School of Mechanical Engineering, VIT University Chennai Campus, Vandalur-Kelambakkam Road, Keelakottatiyur, Chennai 600127, India.
Department of Mechanical Engineering, SNS College of Technology, Coimbatore, India.
Comput Intell Neurosci. 2022 Jul 15;2022:3205960. doi: 10.1155/2022/3205960. eCollection 2022.
Machining activities in recent times have shifted their focus towards tool life and tool wear. Cutting tools have been utilized on a daily basis and play a vital role in manufacturing industries. Prolonged and incessant operation of the cutting tool can lead to wear and tear of the component, thereby compromising the dimensional accuracy. The condition of a tool is estimated based upon the surface quality of the machined component, condition of the machine, and the rate of production. Maintaining the tool health plays a vital role in enhancing the productivity of manufacturing industries. Numerous efforts were experimented by the researchers to maintain the tool health condition. The drawbacks of conventional diagnostic techniques include requirement of high level of human intelligence and professional expertise on the field, which led the researchers to develop intelligent and automatic diagnostic tools. There are many techniques suggested by researchers to detect the condition of single point cutting tool. This article proposes the use of transfer learning technology to detect the condition of single point cutting tool. First, the vibration signals were collected from the cutting tool and plots were made which will work as input to the deep learning algorithms. The deep learning algorithms have the capability to learn from the plots of vibration signals and classify the state of the single point cutting tool. In this work, the pretrained networks such as VGG-16, AlexNet, ResNet-50, and GoogLeNet were employed to identify the state of the cutting tool. In the pretrained networks, the effect of hyperparameters such as batch size, solver, learning rate, and train-test split ratio was studied, and the best performing network was suggested for tool condition monitoring.

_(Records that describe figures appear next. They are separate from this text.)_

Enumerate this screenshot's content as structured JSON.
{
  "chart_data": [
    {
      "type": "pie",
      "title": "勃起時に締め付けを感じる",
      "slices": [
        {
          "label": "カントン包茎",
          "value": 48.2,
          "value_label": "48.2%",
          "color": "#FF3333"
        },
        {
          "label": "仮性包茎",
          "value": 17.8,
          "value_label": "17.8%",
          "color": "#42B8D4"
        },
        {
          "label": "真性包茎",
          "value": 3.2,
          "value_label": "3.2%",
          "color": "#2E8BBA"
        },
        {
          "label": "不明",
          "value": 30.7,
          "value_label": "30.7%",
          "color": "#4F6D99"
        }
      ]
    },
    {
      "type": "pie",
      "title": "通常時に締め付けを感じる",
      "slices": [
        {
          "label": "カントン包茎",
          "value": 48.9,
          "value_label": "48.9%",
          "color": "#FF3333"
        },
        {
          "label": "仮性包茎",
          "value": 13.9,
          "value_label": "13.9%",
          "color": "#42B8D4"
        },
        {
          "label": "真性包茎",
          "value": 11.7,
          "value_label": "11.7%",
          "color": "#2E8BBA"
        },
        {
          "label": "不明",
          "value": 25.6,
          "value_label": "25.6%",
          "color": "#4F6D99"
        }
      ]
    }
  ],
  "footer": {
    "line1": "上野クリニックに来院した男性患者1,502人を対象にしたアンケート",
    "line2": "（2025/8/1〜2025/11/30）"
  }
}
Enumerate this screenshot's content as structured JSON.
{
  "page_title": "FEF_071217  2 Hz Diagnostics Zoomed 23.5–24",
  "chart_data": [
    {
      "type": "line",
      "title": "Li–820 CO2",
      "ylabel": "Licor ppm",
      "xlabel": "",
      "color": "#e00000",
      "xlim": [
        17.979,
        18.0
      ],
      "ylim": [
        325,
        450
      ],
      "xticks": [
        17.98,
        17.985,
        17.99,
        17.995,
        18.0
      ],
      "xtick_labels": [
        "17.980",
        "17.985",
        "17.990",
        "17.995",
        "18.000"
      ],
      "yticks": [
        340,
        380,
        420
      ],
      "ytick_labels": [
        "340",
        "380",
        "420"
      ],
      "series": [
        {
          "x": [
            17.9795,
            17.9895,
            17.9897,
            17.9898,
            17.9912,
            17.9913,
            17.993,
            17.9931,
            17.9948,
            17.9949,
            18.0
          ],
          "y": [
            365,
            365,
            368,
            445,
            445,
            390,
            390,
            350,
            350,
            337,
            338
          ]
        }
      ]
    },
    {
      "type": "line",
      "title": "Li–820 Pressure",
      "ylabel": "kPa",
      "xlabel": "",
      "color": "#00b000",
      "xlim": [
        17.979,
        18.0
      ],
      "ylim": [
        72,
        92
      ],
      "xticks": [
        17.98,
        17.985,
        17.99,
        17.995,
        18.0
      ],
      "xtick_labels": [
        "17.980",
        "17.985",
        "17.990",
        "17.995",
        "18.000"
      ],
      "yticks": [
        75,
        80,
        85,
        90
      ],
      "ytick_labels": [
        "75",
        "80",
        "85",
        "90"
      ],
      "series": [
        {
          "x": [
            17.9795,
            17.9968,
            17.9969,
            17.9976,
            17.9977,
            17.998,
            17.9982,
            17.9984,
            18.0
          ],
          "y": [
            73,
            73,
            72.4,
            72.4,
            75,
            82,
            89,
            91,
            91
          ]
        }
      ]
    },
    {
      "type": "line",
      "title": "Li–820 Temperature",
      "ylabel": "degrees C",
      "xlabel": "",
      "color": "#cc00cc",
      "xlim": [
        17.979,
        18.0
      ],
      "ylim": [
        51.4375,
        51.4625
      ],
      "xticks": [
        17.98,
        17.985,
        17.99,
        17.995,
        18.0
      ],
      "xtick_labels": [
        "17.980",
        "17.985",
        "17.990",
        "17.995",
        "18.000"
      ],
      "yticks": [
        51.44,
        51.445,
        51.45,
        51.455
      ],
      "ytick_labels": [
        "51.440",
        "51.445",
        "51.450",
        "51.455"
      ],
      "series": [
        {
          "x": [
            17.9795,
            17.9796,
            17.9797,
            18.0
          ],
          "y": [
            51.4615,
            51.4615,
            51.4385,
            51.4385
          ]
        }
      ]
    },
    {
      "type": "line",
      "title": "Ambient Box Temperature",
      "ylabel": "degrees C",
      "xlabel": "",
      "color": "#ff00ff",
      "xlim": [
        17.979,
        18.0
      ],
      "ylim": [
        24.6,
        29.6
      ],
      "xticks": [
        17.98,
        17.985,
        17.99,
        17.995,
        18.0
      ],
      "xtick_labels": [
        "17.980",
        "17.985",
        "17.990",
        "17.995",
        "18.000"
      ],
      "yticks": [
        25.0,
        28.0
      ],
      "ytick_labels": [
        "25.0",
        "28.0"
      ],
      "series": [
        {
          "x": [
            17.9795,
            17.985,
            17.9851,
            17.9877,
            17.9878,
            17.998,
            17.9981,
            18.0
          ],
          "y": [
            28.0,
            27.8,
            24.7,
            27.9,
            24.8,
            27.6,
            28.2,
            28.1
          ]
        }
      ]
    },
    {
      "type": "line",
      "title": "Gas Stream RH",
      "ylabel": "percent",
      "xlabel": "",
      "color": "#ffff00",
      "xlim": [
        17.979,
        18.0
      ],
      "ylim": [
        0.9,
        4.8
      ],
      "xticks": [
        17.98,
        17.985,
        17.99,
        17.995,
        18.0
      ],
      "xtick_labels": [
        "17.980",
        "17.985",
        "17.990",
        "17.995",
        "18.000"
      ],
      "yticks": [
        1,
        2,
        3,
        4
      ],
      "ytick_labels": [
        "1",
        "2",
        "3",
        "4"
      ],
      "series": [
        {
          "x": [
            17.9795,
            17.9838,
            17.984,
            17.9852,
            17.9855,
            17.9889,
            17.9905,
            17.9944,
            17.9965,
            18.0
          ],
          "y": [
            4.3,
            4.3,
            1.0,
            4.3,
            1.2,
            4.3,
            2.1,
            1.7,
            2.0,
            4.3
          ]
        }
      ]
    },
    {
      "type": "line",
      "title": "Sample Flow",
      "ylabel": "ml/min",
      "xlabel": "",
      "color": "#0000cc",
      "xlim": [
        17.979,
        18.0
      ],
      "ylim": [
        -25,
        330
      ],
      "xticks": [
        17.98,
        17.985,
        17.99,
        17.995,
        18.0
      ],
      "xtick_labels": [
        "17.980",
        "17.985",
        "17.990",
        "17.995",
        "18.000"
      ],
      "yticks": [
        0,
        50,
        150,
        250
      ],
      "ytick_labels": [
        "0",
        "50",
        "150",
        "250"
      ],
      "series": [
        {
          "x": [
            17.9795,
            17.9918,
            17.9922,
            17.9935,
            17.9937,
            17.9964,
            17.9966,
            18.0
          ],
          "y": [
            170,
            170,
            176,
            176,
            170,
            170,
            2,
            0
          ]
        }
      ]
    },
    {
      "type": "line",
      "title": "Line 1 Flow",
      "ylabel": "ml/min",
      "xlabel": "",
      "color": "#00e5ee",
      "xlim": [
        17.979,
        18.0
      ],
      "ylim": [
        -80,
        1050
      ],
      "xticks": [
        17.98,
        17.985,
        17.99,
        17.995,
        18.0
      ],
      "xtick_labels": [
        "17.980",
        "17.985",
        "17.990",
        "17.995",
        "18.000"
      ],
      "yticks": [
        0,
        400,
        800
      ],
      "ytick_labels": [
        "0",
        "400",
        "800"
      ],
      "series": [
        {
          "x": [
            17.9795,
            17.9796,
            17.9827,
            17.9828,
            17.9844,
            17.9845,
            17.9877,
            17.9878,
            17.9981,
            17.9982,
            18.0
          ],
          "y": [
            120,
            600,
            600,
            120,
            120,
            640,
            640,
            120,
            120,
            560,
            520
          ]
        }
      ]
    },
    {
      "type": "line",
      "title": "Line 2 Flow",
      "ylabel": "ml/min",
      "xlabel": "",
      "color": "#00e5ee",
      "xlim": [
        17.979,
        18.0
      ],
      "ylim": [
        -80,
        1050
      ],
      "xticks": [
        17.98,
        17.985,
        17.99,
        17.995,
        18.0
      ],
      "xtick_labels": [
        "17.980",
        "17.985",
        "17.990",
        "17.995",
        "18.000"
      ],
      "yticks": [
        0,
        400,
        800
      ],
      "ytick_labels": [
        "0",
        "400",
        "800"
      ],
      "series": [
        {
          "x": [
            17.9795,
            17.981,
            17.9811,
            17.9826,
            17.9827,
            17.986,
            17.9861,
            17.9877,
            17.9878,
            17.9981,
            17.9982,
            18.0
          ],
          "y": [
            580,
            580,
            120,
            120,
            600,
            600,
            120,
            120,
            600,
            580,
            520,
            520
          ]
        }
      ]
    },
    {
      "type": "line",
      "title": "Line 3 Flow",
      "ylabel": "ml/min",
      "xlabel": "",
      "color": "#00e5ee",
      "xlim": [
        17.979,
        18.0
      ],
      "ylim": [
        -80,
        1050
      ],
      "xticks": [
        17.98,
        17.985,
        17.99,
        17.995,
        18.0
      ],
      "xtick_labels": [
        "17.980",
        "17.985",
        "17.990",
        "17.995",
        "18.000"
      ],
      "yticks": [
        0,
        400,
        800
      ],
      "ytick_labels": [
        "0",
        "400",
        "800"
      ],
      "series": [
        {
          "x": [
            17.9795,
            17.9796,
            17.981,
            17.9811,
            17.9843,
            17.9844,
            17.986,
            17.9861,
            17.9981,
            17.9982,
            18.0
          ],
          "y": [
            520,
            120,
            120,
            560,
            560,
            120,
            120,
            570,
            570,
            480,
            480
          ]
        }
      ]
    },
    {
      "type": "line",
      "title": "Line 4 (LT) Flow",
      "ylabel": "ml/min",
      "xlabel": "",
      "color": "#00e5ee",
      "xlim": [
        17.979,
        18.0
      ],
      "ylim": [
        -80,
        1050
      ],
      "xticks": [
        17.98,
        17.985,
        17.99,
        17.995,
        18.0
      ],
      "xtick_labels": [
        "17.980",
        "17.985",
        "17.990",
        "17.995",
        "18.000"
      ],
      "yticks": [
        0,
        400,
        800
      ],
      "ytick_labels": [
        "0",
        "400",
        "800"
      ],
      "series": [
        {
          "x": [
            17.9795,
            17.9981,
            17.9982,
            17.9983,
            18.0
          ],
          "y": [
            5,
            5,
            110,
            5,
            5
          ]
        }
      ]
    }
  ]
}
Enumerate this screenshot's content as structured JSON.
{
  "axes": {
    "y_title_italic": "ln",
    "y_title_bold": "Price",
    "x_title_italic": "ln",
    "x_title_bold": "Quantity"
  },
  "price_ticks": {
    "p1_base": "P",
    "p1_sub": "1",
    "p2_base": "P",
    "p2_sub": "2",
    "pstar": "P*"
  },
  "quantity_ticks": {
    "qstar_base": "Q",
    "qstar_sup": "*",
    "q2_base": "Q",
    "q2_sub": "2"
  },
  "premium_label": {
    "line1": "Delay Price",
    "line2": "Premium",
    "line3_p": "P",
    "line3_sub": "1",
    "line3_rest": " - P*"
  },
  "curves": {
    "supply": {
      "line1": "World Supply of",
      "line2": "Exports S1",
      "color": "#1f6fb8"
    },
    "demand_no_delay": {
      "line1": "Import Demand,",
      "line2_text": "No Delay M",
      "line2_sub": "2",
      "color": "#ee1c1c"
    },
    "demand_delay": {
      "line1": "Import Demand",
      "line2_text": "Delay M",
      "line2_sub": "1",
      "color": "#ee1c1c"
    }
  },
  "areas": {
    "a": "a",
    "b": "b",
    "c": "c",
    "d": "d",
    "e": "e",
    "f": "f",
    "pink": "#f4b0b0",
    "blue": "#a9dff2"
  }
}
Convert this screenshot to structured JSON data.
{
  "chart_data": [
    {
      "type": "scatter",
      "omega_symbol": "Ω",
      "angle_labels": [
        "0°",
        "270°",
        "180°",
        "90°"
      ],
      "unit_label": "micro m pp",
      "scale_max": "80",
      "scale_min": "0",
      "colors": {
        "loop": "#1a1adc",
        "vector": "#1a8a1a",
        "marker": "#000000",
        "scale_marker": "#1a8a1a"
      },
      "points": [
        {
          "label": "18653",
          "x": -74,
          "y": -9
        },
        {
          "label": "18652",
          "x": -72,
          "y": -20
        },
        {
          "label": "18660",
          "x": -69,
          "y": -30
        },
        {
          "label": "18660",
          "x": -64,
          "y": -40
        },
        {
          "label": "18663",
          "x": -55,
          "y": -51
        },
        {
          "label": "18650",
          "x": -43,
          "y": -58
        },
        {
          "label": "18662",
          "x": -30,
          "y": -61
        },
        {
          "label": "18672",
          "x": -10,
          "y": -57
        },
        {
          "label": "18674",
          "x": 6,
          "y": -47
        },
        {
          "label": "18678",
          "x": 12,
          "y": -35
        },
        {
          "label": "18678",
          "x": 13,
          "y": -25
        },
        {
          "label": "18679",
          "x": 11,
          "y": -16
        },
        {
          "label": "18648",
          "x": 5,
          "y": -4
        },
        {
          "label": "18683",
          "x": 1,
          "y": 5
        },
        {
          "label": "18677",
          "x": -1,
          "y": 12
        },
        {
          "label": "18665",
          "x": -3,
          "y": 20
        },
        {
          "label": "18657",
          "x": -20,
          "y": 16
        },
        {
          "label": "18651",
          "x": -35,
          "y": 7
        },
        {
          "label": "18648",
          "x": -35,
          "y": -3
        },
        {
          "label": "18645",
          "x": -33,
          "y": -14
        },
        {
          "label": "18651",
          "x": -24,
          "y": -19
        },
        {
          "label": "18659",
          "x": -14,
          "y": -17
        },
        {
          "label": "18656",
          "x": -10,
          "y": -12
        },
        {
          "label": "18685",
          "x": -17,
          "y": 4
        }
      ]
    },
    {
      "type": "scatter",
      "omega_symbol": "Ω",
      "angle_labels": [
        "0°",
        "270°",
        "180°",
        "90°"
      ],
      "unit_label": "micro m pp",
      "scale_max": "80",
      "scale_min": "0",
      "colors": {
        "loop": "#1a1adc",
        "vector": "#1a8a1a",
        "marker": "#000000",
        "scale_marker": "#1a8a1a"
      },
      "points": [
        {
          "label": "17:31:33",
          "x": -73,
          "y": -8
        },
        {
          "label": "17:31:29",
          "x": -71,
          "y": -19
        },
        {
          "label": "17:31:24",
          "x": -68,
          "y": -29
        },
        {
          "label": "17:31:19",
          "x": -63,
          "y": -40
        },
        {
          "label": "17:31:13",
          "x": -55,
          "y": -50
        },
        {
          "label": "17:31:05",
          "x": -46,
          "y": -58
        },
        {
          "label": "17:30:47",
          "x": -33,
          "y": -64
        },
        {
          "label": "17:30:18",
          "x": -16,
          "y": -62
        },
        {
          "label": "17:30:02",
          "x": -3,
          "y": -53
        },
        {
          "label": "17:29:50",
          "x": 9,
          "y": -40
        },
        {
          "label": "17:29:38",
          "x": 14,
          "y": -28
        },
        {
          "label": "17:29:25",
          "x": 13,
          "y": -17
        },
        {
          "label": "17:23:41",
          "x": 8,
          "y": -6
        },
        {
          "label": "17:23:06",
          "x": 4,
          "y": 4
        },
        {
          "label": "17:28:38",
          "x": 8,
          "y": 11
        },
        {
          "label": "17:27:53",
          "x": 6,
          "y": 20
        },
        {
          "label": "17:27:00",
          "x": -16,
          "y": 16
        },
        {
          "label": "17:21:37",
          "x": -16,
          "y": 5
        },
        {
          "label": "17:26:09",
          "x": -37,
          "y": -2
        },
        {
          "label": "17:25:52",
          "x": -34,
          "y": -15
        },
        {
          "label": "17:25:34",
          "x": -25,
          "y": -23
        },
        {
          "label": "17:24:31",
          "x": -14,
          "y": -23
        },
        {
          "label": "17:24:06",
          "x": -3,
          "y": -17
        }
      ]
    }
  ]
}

近年来,机械加工活动的重点已经转向了刀具寿命和刀具磨损。切削工具每天都在使用,在制造业中起着至关重要的作用。切削工具的长时间连续运行会导致部件磨损,从而影响尺寸精度。刀具的状况是根据加工部件的表面质量、机器的状况和生产速度来估计的。保持刀具的健康状况对于提高制造业的生产力至关重要。研究人员已经进行了许多尝试来保持刀具的健康状况。传统诊断技术的缺点包括对现场高水平的人类智能和专业知识的需求,这促使研究人员开发智能和自动诊断工具。研究人员提出了许多技术来检测单点切削刀具的状况。本文提出使用迁移学习技术来检测单点切削刀具的状况。首先,从刀具上采集振动信号,并绘制图表作为深度学习算法的输入。深度学习算法能够从振动信号的图表中学习,并对单点切削刀具的状态进行分类。在这项工作中,使用了预训练网络,如 VGG-16、AlexNet、ResNet-50 和 GoogLeNet,来识别刀具的状态。在预训练网络中,研究了超参数(如批量大小、求解器、学习率和训练-测试分割比)的影响,并建议使用性能最佳的网络进行刀具状态监测。